The art of Terracotta is one of the oldest traditional art forms in Bengal that dates back to the Indus Valley civilisation. Indians mastered this art about 3000 years before the birth of Christ which was mainly expressed through the medium of temples. Due to the non-availability of stone, Bengali artists found expression in clay, which was abundantly available. Making objects with clay neither required any complex technical know-how nor heavy financial involvement. Clay objects were either baked in the sun or burnt into terracotta for hardening and durability that eventually became a popular medium of art expression of the people from the very dawn of civilisation in this deltaic land. Bengal artisans opted for terracotta tiles or plaques to decorate the walls of the temples, mosques and other places of worship and break the monotony of the dull, plain temple walls.
A coherent series of architecture and sculpture inspired by terracotta art is found in the temples of Bankura, Hooghly, and Burdwan districts and some places in Birbhum mostly all near Shantiniketan. Tourists mainly visit Shantiniketan for exploring Vishva Bharati University Campus along with its adjacent Sriniketan and Prakriti Bhawan, stroll along the Kopai River, listen to Baul songs or shop at local village outlets or ‘Sonajhurir Haat’. The marvellous terracotta temples are scattered nearby Shantiniketan, which are the most important manifestations of this region’s culture, religious movements, literature, art and broader political developments. Panthashala offers guest house near Visva Bharati from where you can easily set out to explore the brick temples with rare terracotta murals on their walls that are still being the witness of unique Bengali style of monumental architecture.
We have picked up 5 terracotta temples with interesting trivia that will lure you enough for paying a visit next time you are in Santiniketan:
1. Surul Boro Bari:
Situated 5km west of Surul, this is a residence come temple built in 1960 A.D. Surul Boro Bari is famous for its Durga Puja, started 250 years ago which is still celebrated with grandeur. The old-fashioned ‘Natmandir’ with round pillars surrounding it, is still carrying the aristocracy of the former Zamindars who are still preserving their tradition. There is Pancha Ratna Lakshmi Janardan Temple, adjacent to the Surul Rajbari where the story of Ramayana is expressed through intricate terracotta work.
2. Jora Bangla Kali Temple:
It is believed that about 200 years ago, Jora Bangla Kali Temple was housed by a band of robbers named as Hadkata group. The temple is a heritage property with exquisite terracotta panels that are a treat to watch.

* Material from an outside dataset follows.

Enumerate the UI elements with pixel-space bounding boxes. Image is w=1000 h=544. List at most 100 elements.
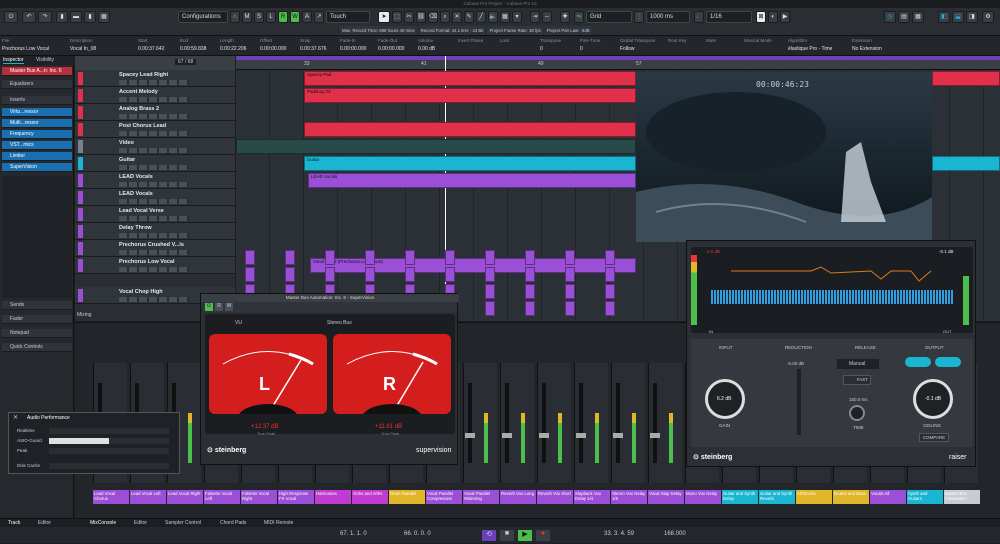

From naval gunfight to religious myths – all are beautifully sculpted here. The wall panels have Goddess Chandi sitting on lion fighting demons, young hanuman attacking the Chariot of Sun, Dasvatar and Dasamahavidya motifs that have been designed with extreme details. The floral design and vertical friezes also draw attention.
3. Jora Shiv Mandir:
Jora Shiv Temple at Supur flaunts beautiful terracotta art. There are open verandahs on all sides. The western side temple has only terracotta work on its Southern side while the eastern side octagonal temple has terracotta on all its eight sides. The terracotta panels displaying human figures, floral designs are impressive. The panel over the entrance shows Ram and Sita on a throne flanked by Rama’s court’s men while each of the lower sub-panel shows Chaitanya Maha Prabhu dancing with a bearded man beside him, a five-headed man dancing with others and a child (Probably Krishna) being bathed by four women. A small part of Satyajit Ray’s movie ‘Ashani Sanket’ was shot here.
4. Hath-tala MahaprabhuTemple:
Hath-tala Mahaprabhu Temple is located in Ilambazar where some of the finest terracotta work can be seen. Locals regularly visit there to worship Gaur Nitai, the deities inside Mahaprabhu temple. The upper arch panel of the door facing the road displays Maa Durga and her family in Chalchitra style where a wave pattern can be noticed. A huge Terracotta Lotus etched on the panel has miraculously survived the sufferings from the hands of fate. You can find the depiction of Brahma, Krishna, clay models of some women, a priest with a tilak on forehead, a man with a folded umbrella and so on – the detailed work of their expressions will amaze the Terracotta art lovers.
5. Chaarchala temple of Raghunathjee:
Dedicated to Lord Rama, Raghunathjee temple is located in Ghurisa village, near Illambazar which is about 30 km West of Bolpur Shantiniketan. The Char Chala temple is has been constructed on an elevated platform with an open verandah on four sides. It is said that once this temple housed a golden image of Rama which is looted by Maratha raiders in the 18th century. There are many mythical and floral engravings on the exterior walls of the temple. Motifs of Shiva riding on a bull, four-headed Brahma on his swan, Dasamahavidya Motifs, Dasavatar Motifs can be seen on the arch panels above the entrance and walls.
Terracotta is one of the earliest forms of art in Bengal. The beautiful carvings on the walls of the terracotta temples in Birbhum are still carrying the legacy of great architecture and mythological tales that have a great historical significance.